Aria looked at him. "You know him?"
"By reputation. Our companies have crossed paths in international markets. He’s formidable, Aria. Whatever his intentions, he’s not someone to underestimate."
Aria nodded slowly, processing everything. Outside the apartment window, Chinatown was alive with its evening rhythms.....vendors closing up shops, families heading home for dinner, the city moving at its own pace indifferent to the drama unfolding in this small living room.

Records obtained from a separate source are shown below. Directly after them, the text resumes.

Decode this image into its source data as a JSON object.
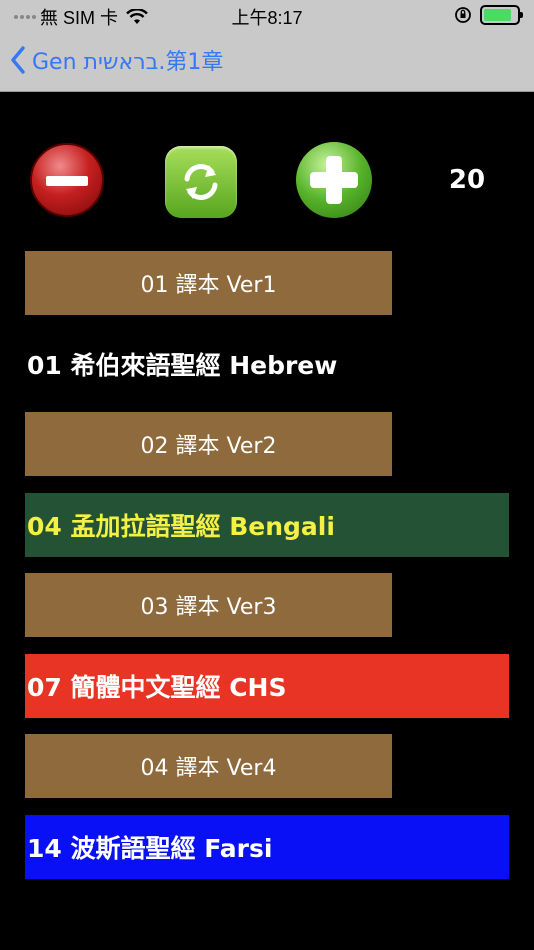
{
  "status_bar": {
    "carrier": "無 SIM 卡",
    "time": "上午8:17",
    "battery_level": 0.85,
    "colors": {
      "battery": "#4cd964"
    }
  },
  "nav": {
    "back_label": "Gen בראשית.第1章",
    "color": "#3478f6"
  },
  "toolbar": {
    "remove_icon": "remove-icon",
    "refresh_icon": "refresh-icon",
    "add_icon": "add-icon",
    "count": "20"
  },
  "rows": [
    {
      "kind": "version",
      "label": "01 譯本 Ver1",
      "bg": "#8e6a3d",
      "fg": "#ffffff"
    },
    {
      "kind": "bible",
      "label": "01 希伯來語聖經 Hebrew",
      "bg": "#000000",
      "fg": "#ffffff"
    },
    {
      "kind": "version",
      "label": "02 譯本 Ver2",
      "bg": "#8e6a3d",
      "fg": "#ffffff"
    },
    {
      "kind": "bible",
      "label": "04 孟加拉語聖經 Bengali",
      "bg": "#245234",
      "fg": "#f5f044"
    },
    {
      "kind": "version",
      "label": "03 譯本 Ver3",
      "bg": "#8e6a3d",
      "fg": "#ffffff"
    },
    {
      "kind": "bible",
      "label": "07 簡體中文聖經 CHS",
      "bg": "#e83424",
      "fg": "#ffffff"
    },
    {
      "kind": "version",
      "label": "04 譯本 Ver4",
      "bg": "#8e6a3d",
      "fg": "#ffffff"
    },
    {
      "kind": "bible",
      "label": "14 波斯語聖經 Farsi",
      "bg": "#0a10f5",
      "fg": "#ffffff"
    }
  ]
}
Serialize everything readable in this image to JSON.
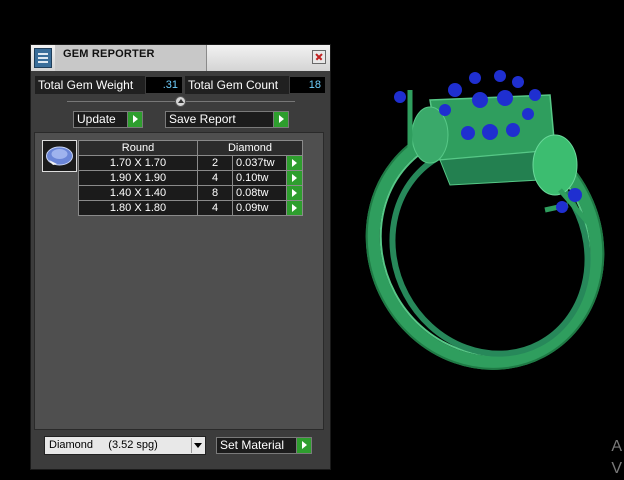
{
  "window": {
    "title": "GEM REPORTER"
  },
  "stats": {
    "total_weight_label": "Total Gem Weight",
    "total_weight_value": ".31",
    "total_count_label": "Total Gem Count",
    "total_count_value": "18"
  },
  "buttons": {
    "update": "Update",
    "save_report": "Save Report",
    "set_material": "Set Material"
  },
  "table": {
    "headers": {
      "shape": "Round",
      "material": "Diamond"
    },
    "rows": [
      {
        "size": "1.70 X 1.70",
        "count": "2",
        "weight": "0.037tw"
      },
      {
        "size": "1.90 X 1.90",
        "count": "4",
        "weight": "0.10tw"
      },
      {
        "size": "1.40 X 1.40",
        "count": "8",
        "weight": "0.08tw"
      },
      {
        "size": "1.80 X 1.80",
        "count": "4",
        "weight": "0.09tw"
      }
    ]
  },
  "material_select": {
    "value": "Diamond     (3.52 spg)"
  },
  "viewport": {
    "edge_text_1": "A",
    "edge_text_2": "V"
  },
  "colors": {
    "ring_metal": "#2f9e5e",
    "gem_blue": "#1f2fd0",
    "accent_green": "#2e9e2e",
    "value_cyan": "#6fd0ff"
  },
  "icons": {
    "app": "gem-reporter-icon",
    "close": "close-icon",
    "gem": "round-gem-icon",
    "collapse": "collapse-arrow-icon"
  }
}
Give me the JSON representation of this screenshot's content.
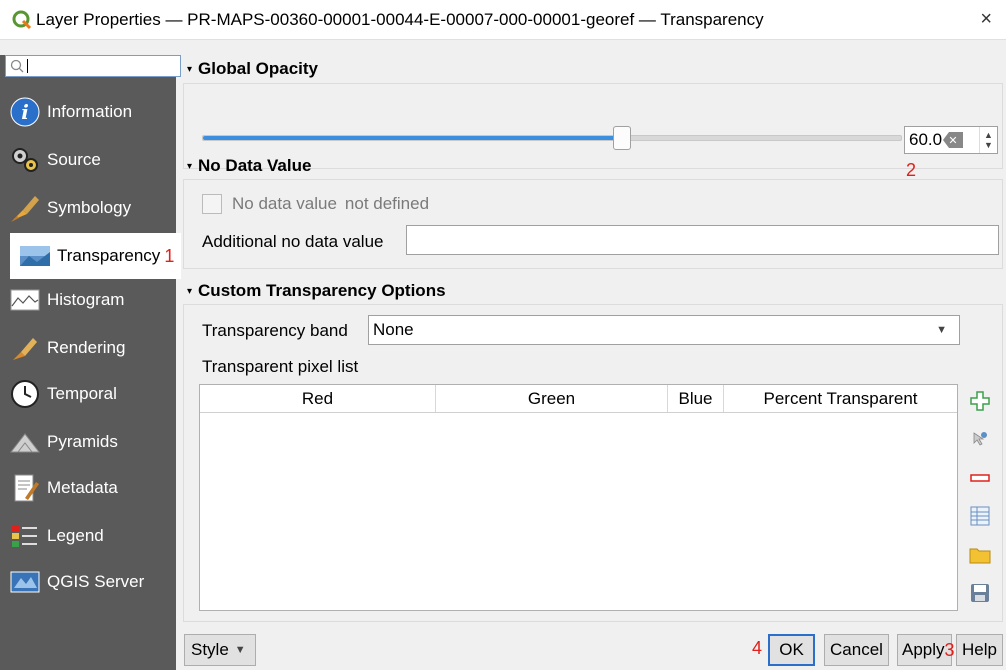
{
  "window": {
    "title": "Layer Properties — PR-MAPS-00360-00001-00044-E-00007-000-00001-georef — Transparency",
    "close_glyph": "×"
  },
  "sidebar": {
    "search_placeholder": "",
    "items": [
      {
        "label": "Information",
        "icon": "information-icon"
      },
      {
        "label": "Source",
        "icon": "source-icon"
      },
      {
        "label": "Symbology",
        "icon": "symbology-icon"
      },
      {
        "label": "Transparency",
        "icon": "transparency-icon",
        "active": true,
        "annotation": "1"
      },
      {
        "label": "Histogram",
        "icon": "histogram-icon"
      },
      {
        "label": "Rendering",
        "icon": "rendering-icon"
      },
      {
        "label": "Temporal",
        "icon": "temporal-icon"
      },
      {
        "label": "Pyramids",
        "icon": "pyramids-icon"
      },
      {
        "label": "Metadata",
        "icon": "metadata-icon"
      },
      {
        "label": "Legend",
        "icon": "legend-icon"
      },
      {
        "label": "QGIS Server",
        "icon": "qgis-server-icon"
      }
    ]
  },
  "global_opacity": {
    "header": "Global Opacity",
    "value": "60.0",
    "slider_fraction": 0.6,
    "annotation": "2"
  },
  "no_data": {
    "header": "No Data Value",
    "checkbox_label": "No data value",
    "checkbox_state": "not defined",
    "additional_label": "Additional no data value",
    "additional_value": ""
  },
  "custom_transparency": {
    "header": "Custom Transparency Options",
    "band_label": "Transparency band",
    "band_value": "None",
    "pixel_list_label": "Transparent pixel list",
    "columns": [
      "Red",
      "Green",
      "Blue",
      "Percent Transparent"
    ],
    "rows": []
  },
  "buttons": {
    "style": "Style",
    "ok": "OK",
    "cancel": "Cancel",
    "apply": "Apply",
    "help": "Help",
    "ok_annotation": "4",
    "apply_annotation": "3"
  },
  "colors": {
    "sidebar_bg": "#5a5a5a",
    "slider_fill": "#3a8fe0",
    "annotation_red": "#e0201a"
  }
}
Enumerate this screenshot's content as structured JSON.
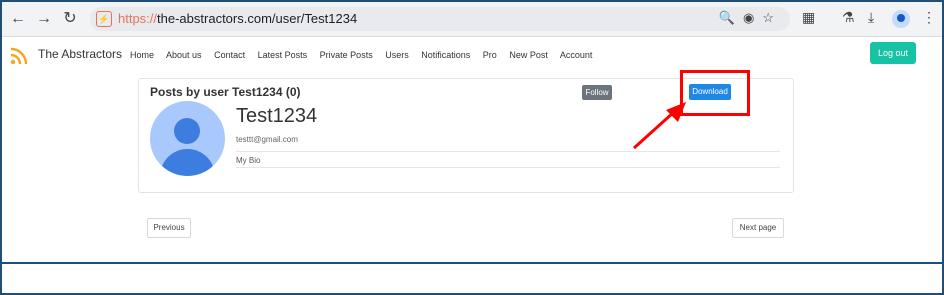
{
  "browser": {
    "url_scheme": "https://",
    "url_rest": "the-abstractors.com/user/Test1234"
  },
  "site": {
    "brand": "The Abstractors",
    "menu": [
      "Home",
      "About us",
      "Contact",
      "Latest Posts",
      "Private Posts",
      "Users",
      "Notifications",
      "Pro",
      "New Post",
      "Account"
    ],
    "logout_label": "Log out"
  },
  "profile": {
    "posts_title": "Posts by user Test1234 (0)",
    "follow_label": "Follow",
    "download_label": "Download",
    "username": "Test1234",
    "email": "testtt@gmail.com",
    "bio": "My Bio"
  },
  "pagination": {
    "previous_label": "Previous",
    "next_label": "Next page"
  },
  "colors": {
    "logout": "#17c3a4",
    "download": "#1e88e5",
    "follow": "#6c757d",
    "highlight": "#ff0000",
    "frame": "#1f4e79"
  }
}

Her father was in New York. Had been watching her for three days. Wanted to meet her.
And she.....despite every rational reason to be afraid, despite her mother’s warnings and Damien’s assessment and the evidence of surveillance that suggested control rather than respect....felt something pulling at her that she couldn’t quite extinguish.
He’d spent twenty-five years looking for her.
What kind of man did that? What did it mean, that kind of searching?
"I want to meet him," Aria said quietly.
Both Mei and Damien went very still.
"Aria...." Mei started.
"I’m not saying I trust him. I’m not saying I want a relationship with him. I’m not saying any of that." Aria’s voice was steady, clear, certain in the way it got when she’d made a decision she felt completely sure about. "But I’ve spent my entire life not knowing where half of me came from. Not knowing anything about the man whose DNA I carry, whose blood runs in my veins. I have a right to know who he is. To make my own assessment."
She looked at her mother. "You made the decision to run when I was two months old. I understand why, and I’m not criticizing it. You protected me. But Mama, I’m not two months old anymore."
Mei’s eyes filled with tears again, but she nodded slowly. "I know, baby."
Aria looked at Damien. "And I’m not asking for permission."
"I know you’re not," Damien said carefully. "I’m just asking to be there when it happens. Whatever meeting he wants, wherever it takes place....I’m there. Not to make decisions, not to interfere. Just....there."
Aria held his gaze for a moment, then nodded. "Okay. You can be there."
She pulled out her phone and looked at the number her mother had been texting from....the unknown number that she now knew belonged to Alexander Wei, her biological father.
Her hands were completely steady as she typed a message.
This is Aria. You want to meet me. I’ll give you that meeting. But on my terms, in a location I choose, with the person I choose present. If you agree to those conditions, reach out tomorrow. If you don’t, I block this number and you’ll never hear from me.
She hit send before she could second-guess herself.
The three of them sat in the flower-filled apartment, surrounded by the evidence of a man’s twenty-five-year search, and waited.
Thirty seconds later, a response came.
Aria. You have no idea how long I’ve waited to hear from you. I agree to every condition. Wherever you want. Whenever you want. Whatever terms make you comfortable. I’ll be there.
And Aria? Thank you. For giving me a chance.
Aria stared at the message for a long moment. Then she set her phone face down on her knee and reached out with both hands to take her mother’s hand.
"Okay," she said quietly. "Okay. We deal with this together."
Her mother squeezed her hands and nodded.
And in the flower-scented air of the small Chinatown apartment, Aria felt the weight of the unknown pressing down on her.